# .22 conversion for XD9?



## chip2 (Apr 8, 2015)

Does anyone have experience with the .22 conversion kit for the XD? I think it’s made by Advantage Arms. Maybe it’s more cost effective to just get a separate pistol in .22? The cost is close to the same.


----------



## Tangof (Jan 26, 2014)

Sorry for the long delay. I don't have experience with the XD, but the Advantage Arms .22 conversion works fine in my Glock 21. These are solid conversion kit's but may need High Velocity ammunition to operate reliably.


----------



## Bisley (Aug 24, 2008)

I have a .22 conversion for my CZ-75. It works great, but I would rather have a separate pistol, if I could find one that shot as well.


----------



## Tangof (Jan 26, 2014)

Bisley said:


> I have a .22 conversion for my CZ-75. It works great, but I would rather have a separate pistol, if I could find one that shot as well.


The Kadet KIt is very accurate and reliable but of course your tying the frame of another CZ up when you use the kit. I generally mount it on my PCR and leave it there as I carry a P-01 for EDC.


----------



## warcloud (Oct 24, 2013)

M&p 22 Compact is nice little gun shoots well i use mine for plunk en love it


----------



## Pandaz3 (Aug 23, 2018)

People seem to like the new Taurus TX-22, but if you enjoy the mechanics of chancing a conversion back and forth...


----------



## Tangof (Jan 26, 2014)

Pandaz3 said:


> People seem to like the new Taurus TX-22, but if you enjoy the mechanics of chancing a conversion back and forth...

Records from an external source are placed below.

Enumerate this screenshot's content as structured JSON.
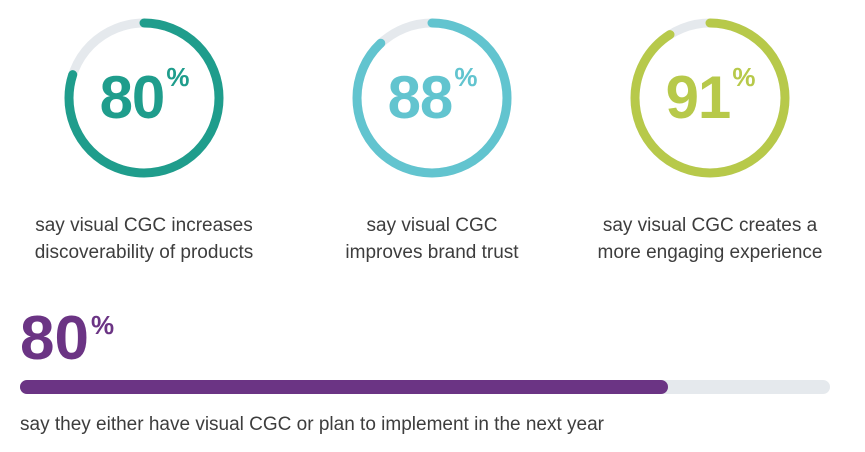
{
  "chart_data": [
    {
      "type": "donut",
      "track_color": "#e5e9ed",
      "items": [
        {
          "value": 80,
          "number": "80",
          "unit": "%",
          "color": "#1f9d8c",
          "caption_lines": [
            "say visual CGC increases",
            "discoverability of products"
          ]
        },
        {
          "value": 88,
          "number": "88",
          "unit": "%",
          "color": "#62c4cf",
          "caption_lines": [
            "say visual CGC",
            "improves brand trust"
          ]
        },
        {
          "value": 91,
          "number": "91",
          "unit": "%",
          "color": "#b7c94a",
          "caption_lines": [
            "say visual CGC creates a",
            "more engaging experience"
          ]
        }
      ]
    },
    {
      "type": "progress-bar",
      "value": 80,
      "number": "80",
      "unit": "%",
      "color": "#6b3484",
      "track_color": "#e5e9ed",
      "caption": "say they either have visual CGC or plan to implement in the next year"
    }
  ]
}
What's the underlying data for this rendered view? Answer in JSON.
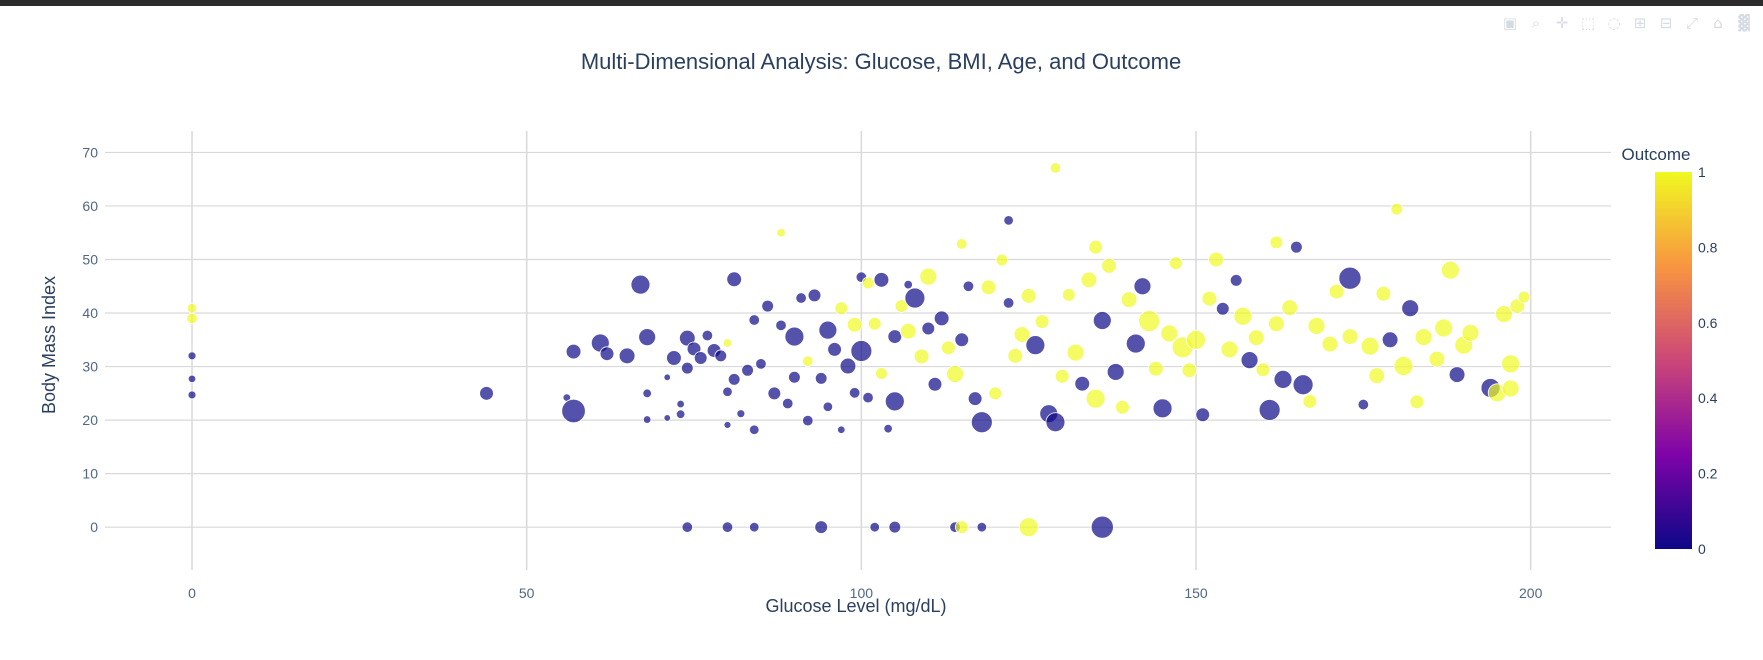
{
  "modebar": {
    "icons": [
      "camera-icon",
      "zoom-icon",
      "pan-icon",
      "box-select-icon",
      "lasso-icon",
      "zoom-in-icon",
      "zoom-out-icon",
      "autoscale-icon",
      "reset-axes-icon",
      "plotly-logo-icon"
    ]
  },
  "chart_data": {
    "type": "scatter",
    "title": "Multi-Dimensional Analysis: Glucose, BMI, Age, and Outcome",
    "xlabel": "Glucose Level (mg/dL)",
    "ylabel": "Body Mass Index",
    "xlim": [
      -13,
      212
    ],
    "ylim": [
      -8,
      74
    ],
    "xticks": [
      0,
      50,
      100,
      150,
      200
    ],
    "yticks": [
      0,
      10,
      20,
      30,
      40,
      50,
      60,
      70
    ],
    "grid": true,
    "colorbar": {
      "title": "Outcome",
      "min": 0,
      "max": 1,
      "ticks": [
        0,
        0.2,
        0.4,
        0.6,
        0.8,
        1
      ]
    },
    "colors": {
      "outcome_0": "#0d0887",
      "outcome_1": "#f0f921",
      "mid_low": "#7e03a8",
      "mid": "#cc4778",
      "mid_high": "#f89540"
    },
    "marker_size_encodes": "Age",
    "points": [
      [
        0,
        40.9,
        1,
        28
      ],
      [
        0,
        39.0,
        1,
        30
      ],
      [
        0,
        32.0,
        0,
        25
      ],
      [
        0,
        27.7,
        0,
        24
      ],
      [
        0,
        24.7,
        0,
        25
      ],
      [
        44,
        25.0,
        0,
        36
      ],
      [
        56,
        24.2,
        0,
        24
      ],
      [
        57,
        21.7,
        0,
        55
      ],
      [
        57,
        32.8,
        0,
        38
      ],
      [
        61,
        34.4,
        0,
        44
      ],
      [
        62,
        32.4,
        0,
        36
      ],
      [
        65,
        32.0,
        0,
        40
      ],
      [
        67,
        45.3,
        0,
        46
      ],
      [
        68,
        35.5,
        0,
        42
      ],
      [
        68,
        25.0,
        0,
        26
      ],
      [
        68,
        20.1,
        0,
        24
      ],
      [
        71,
        20.4,
        0,
        22
      ],
      [
        71,
        28.0,
        0,
        22
      ],
      [
        72,
        31.6,
        0,
        38
      ],
      [
        73,
        23.0,
        0,
        24
      ],
      [
        73,
        21.1,
        0,
        26
      ],
      [
        74,
        35.3,
        0,
        40
      ],
      [
        74,
        29.7,
        0,
        32
      ],
      [
        75,
        33.3,
        0,
        36
      ],
      [
        76,
        31.6,
        0,
        34
      ],
      [
        77,
        35.8,
        0,
        30
      ],
      [
        78,
        33.0,
        0,
        36
      ],
      [
        79,
        32.0,
        0,
        32
      ],
      [
        80,
        25.3,
        0,
        28
      ],
      [
        80,
        19.1,
        0,
        23
      ],
      [
        80,
        34.4,
        1,
        26
      ],
      [
        81,
        46.3,
        0,
        38
      ],
      [
        81,
        27.6,
        0,
        32
      ],
      [
        82,
        21.2,
        0,
        25
      ],
      [
        83,
        29.3,
        0,
        32
      ],
      [
        84,
        18.2,
        0,
        28
      ],
      [
        84,
        38.7,
        0,
        30
      ],
      [
        85,
        30.5,
        0,
        30
      ],
      [
        86,
        41.3,
        0,
        32
      ],
      [
        87,
        25.0,
        0,
        34
      ],
      [
        88,
        55.0,
        1,
        26
      ],
      [
        88,
        37.7,
        0,
        30
      ],
      [
        89,
        23.1,
        0,
        30
      ],
      [
        90,
        35.6,
        0,
        46
      ],
      [
        90,
        28.0,
        0,
        32
      ],
      [
        91,
        42.8,
        0,
        30
      ],
      [
        92,
        19.9,
        0,
        30
      ],
      [
        92,
        31.0,
        1,
        30
      ],
      [
        93,
        43.3,
        0,
        34
      ],
      [
        94,
        27.8,
        0,
        32
      ],
      [
        95,
        36.8,
        0,
        44
      ],
      [
        95,
        22.5,
        0,
        28
      ],
      [
        96,
        33.2,
        0,
        36
      ],
      [
        97,
        40.9,
        1,
        34
      ],
      [
        97,
        18.2,
        0,
        24
      ],
      [
        98,
        30.1,
        0,
        40
      ],
      [
        99,
        25.1,
        0,
        30
      ],
      [
        99,
        37.8,
        1,
        38
      ],
      [
        100,
        46.7,
        0,
        30
      ],
      [
        100,
        32.9,
        0,
        50
      ],
      [
        101,
        45.6,
        1,
        32
      ],
      [
        101,
        24.2,
        0,
        30
      ],
      [
        102,
        38.0,
        1,
        34
      ],
      [
        103,
        46.2,
        0,
        38
      ],
      [
        103,
        28.7,
        1,
        32
      ],
      [
        104,
        18.4,
        0,
        26
      ],
      [
        105,
        35.6,
        0,
        36
      ],
      [
        105,
        23.5,
        0,
        46
      ],
      [
        106,
        41.3,
        1,
        34
      ],
      [
        107,
        36.6,
        1,
        40
      ],
      [
        107,
        45.3,
        0,
        26
      ],
      [
        108,
        42.8,
        0,
        48
      ],
      [
        109,
        31.9,
        1,
        38
      ],
      [
        110,
        37.1,
        0,
        34
      ],
      [
        110,
        46.8,
        1,
        42
      ],
      [
        111,
        26.7,
        0,
        36
      ],
      [
        112,
        39.0,
        0,
        38
      ],
      [
        113,
        33.5,
        1,
        36
      ],
      [
        114,
        28.6,
        1,
        42
      ],
      [
        115,
        52.9,
        1,
        30
      ],
      [
        115,
        35.0,
        0,
        36
      ],
      [
        116,
        45.0,
        0,
        30
      ],
      [
        117,
        24.0,
        0,
        36
      ],
      [
        118,
        19.6,
        0,
        50
      ],
      [
        119,
        44.8,
        1,
        38
      ],
      [
        120,
        25.0,
        1,
        34
      ],
      [
        121,
        49.9,
        1,
        32
      ],
      [
        122,
        57.3,
        0,
        28
      ],
      [
        122,
        41.9,
        0,
        30
      ],
      [
        123,
        32.0,
        1,
        38
      ],
      [
        124,
        36.0,
        1,
        40
      ],
      [
        125,
        43.2,
        1,
        38
      ],
      [
        126,
        34.0,
        0,
        46
      ],
      [
        127,
        38.4,
        1,
        36
      ],
      [
        128,
        21.2,
        0,
        44
      ],
      [
        129,
        67.1,
        1,
        30
      ],
      [
        129,
        19.6,
        0,
        46
      ],
      [
        130,
        28.2,
        1,
        36
      ],
      [
        131,
        43.4,
        1,
        34
      ],
      [
        132,
        32.6,
        1,
        42
      ],
      [
        133,
        26.8,
        0,
        38
      ],
      [
        134,
        46.2,
        1,
        40
      ],
      [
        135,
        24.0,
        1,
        46
      ],
      [
        135,
        52.3,
        1,
        36
      ],
      [
        136,
        38.6,
        0,
        44
      ],
      [
        137,
        48.8,
        1,
        38
      ],
      [
        138,
        29.0,
        0,
        42
      ],
      [
        139,
        22.4,
        1,
        36
      ],
      [
        140,
        42.5,
        1,
        40
      ],
      [
        141,
        34.3,
        0,
        46
      ],
      [
        142,
        45.0,
        0,
        42
      ],
      [
        143,
        38.5,
        1,
        50
      ],
      [
        144,
        29.6,
        1,
        38
      ],
      [
        145,
        22.2,
        0,
        46
      ],
      [
        146,
        36.2,
        1,
        42
      ],
      [
        147,
        49.3,
        1,
        34
      ],
      [
        148,
        33.6,
        1,
        50
      ],
      [
        149,
        29.3,
        1,
        38
      ],
      [
        150,
        35.0,
        1,
        46
      ],
      [
        151,
        21.0,
        0,
        36
      ],
      [
        152,
        42.7,
        1,
        38
      ],
      [
        153,
        50.0,
        1,
        38
      ],
      [
        154,
        40.8,
        0,
        34
      ],
      [
        155,
        33.2,
        1,
        42
      ],
      [
        156,
        46.1,
        0,
        32
      ],
      [
        157,
        39.4,
        1,
        44
      ],
      [
        158,
        31.2,
        0,
        42
      ],
      [
        159,
        35.4,
        1,
        40
      ],
      [
        160,
        29.4,
        1,
        36
      ],
      [
        161,
        21.9,
        0,
        50
      ],
      [
        162,
        53.2,
        1,
        34
      ],
      [
        162,
        38.0,
        1,
        40
      ],
      [
        163,
        27.6,
        0,
        44
      ],
      [
        164,
        41.0,
        1,
        40
      ],
      [
        165,
        52.3,
        0,
        32
      ],
      [
        166,
        26.6,
        0,
        48
      ],
      [
        167,
        23.5,
        1,
        36
      ],
      [
        168,
        37.6,
        1,
        42
      ],
      [
        170,
        34.2,
        1,
        40
      ],
      [
        171,
        44.0,
        1,
        38
      ],
      [
        173,
        46.5,
        0,
        52
      ],
      [
        173,
        35.6,
        1,
        40
      ],
      [
        175,
        22.9,
        0,
        30
      ],
      [
        176,
        33.8,
        1,
        44
      ],
      [
        177,
        28.3,
        1,
        40
      ],
      [
        178,
        43.6,
        1,
        38
      ],
      [
        179,
        35.0,
        0,
        40
      ],
      [
        180,
        59.4,
        1,
        32
      ],
      [
        181,
        30.1,
        1,
        46
      ],
      [
        182,
        40.9,
        0,
        42
      ],
      [
        183,
        23.4,
        1,
        36
      ],
      [
        184,
        35.5,
        1,
        42
      ],
      [
        186,
        31.4,
        1,
        40
      ],
      [
        187,
        37.2,
        1,
        44
      ],
      [
        188,
        48.0,
        1,
        44
      ],
      [
        189,
        28.5,
        0,
        40
      ],
      [
        190,
        34.0,
        1,
        44
      ],
      [
        191,
        36.3,
        1,
        42
      ],
      [
        194,
        26.0,
        0,
        46
      ],
      [
        195,
        25.1,
        1,
        44
      ],
      [
        196,
        39.8,
        1,
        42
      ],
      [
        197,
        30.5,
        1,
        44
      ],
      [
        197,
        25.9,
        1,
        42
      ],
      [
        198,
        41.3,
        1,
        38
      ],
      [
        199,
        43.0,
        1,
        32
      ],
      [
        74,
        0,
        0,
        30
      ],
      [
        80,
        0,
        0,
        30
      ],
      [
        84,
        0,
        0,
        28
      ],
      [
        94,
        0,
        0,
        34
      ],
      [
        102,
        0,
        0,
        28
      ],
      [
        105,
        0,
        0,
        32
      ],
      [
        114,
        0,
        0,
        30
      ],
      [
        115,
        0,
        1,
        34
      ],
      [
        118,
        0,
        0,
        28
      ],
      [
        125,
        0,
        1,
        46
      ],
      [
        136,
        0,
        0,
        52
      ]
    ]
  }
}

 I don't like the switching back and forth but you can practice with .22's on the same frame as 9MM's. With 9's being so cheap lately I pretty much don't bother with the kit anymore. And yes there's the TX22...


----------



## RK3369 (Aug 12, 2013)

The characteristics differences between the two ammo types are so large, I wonder if it is even worth practicing with a 22 if you intend to regularly use a 9mm? I just don’t perceive shooting them at all close. Only benefit might be just physically handling and aiming the frame but certainly not in shooting and cycling the action.


----------



## Tangof (Jan 26, 2014)

I said this before I find the .22 unit's are good for training new shooter's in that they learn operation, sight picture and trigger control. Basics. Switch to the 9MM on the same frame and your ahead of the game.


----------